Indeed, many people share stories of dangerous and sometimes harmful public behaviour emanating from the goth scene: the teenage goth who publicly self-harms at events in town, cutting himself and drinking so heavily people are forced to physically pick him up and put him in a taxi; or the young man who set himself on fire after watching one of the local metal bands playing, eventually dying of his wounds.
Then there are the countless stories of goths becoming involved with the slum-based drug runners; use of 'brown sugar', a volatile mixture of heroin, marijuana and tobacco is reportedly on the rise.
While these stories could very well be distorted or entirely false, they do allude to the negative perception of goth culture in Kenya which has forced much of the scene to remain underground.
Goths are seen as unusual, violent and anti-Christian. Most of the older goths are in fact practising Christians, but their attire is misinterpreted as an attack on traditional or conservative values, particularly by the older generation. Many bars are unwilling to host metal or goth nights because of the crowd they believe will be attracted. Events are planned and cancelled, moved and rearranged.
The negative public image of the goth scene also extends beyond the general public and is apparent in the attitudes of local authorities, at times with dramatic consequences.
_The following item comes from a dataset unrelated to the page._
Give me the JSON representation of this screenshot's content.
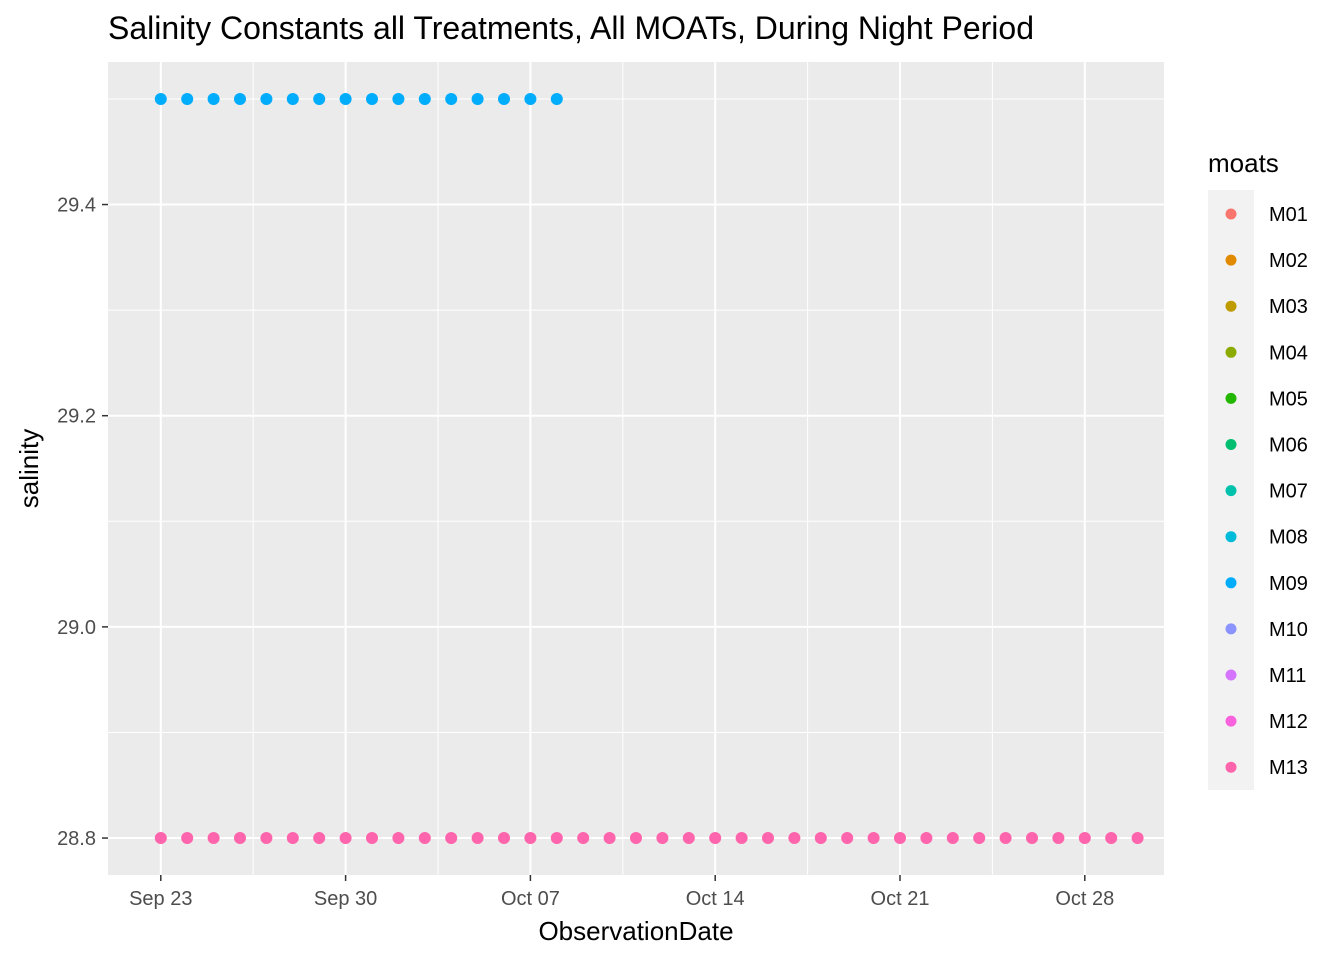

David used to have long hair, another way to stand out in a country where men tend to wear it very short. A couple of weeks before I met him, he was walking in town at dusk, waiting for the bus back to Nakuru, when a police car pulled over in front of him.
The police approached him and asked to see his passport, which he was not carrying, before they accused him of looking like 'an al-Shabaab' - a Somali militant Islamist group responsible for several terrorist attacks in the region.
David denied this, stating that he was a Kenyan. The police then challenged him as to why he had untidy hair and facial piercings, preposterously claiming that these are hallmarks of Somali terrorists.
They put him in their car and drove him to a nearby barber where they forced him to shave his head. They said that this would "stop confusing them", and they told him to "dress like a decent person" in future.
When I first met David one of the first things I asked was whether he wore his preferred clothes all the time. I asked most of the goths this question and generally they admitted to travelling incognito, blending into the crowd. David, however, looked vaguely insulted at my question before replying, simply, "Me, I even wear this in Church".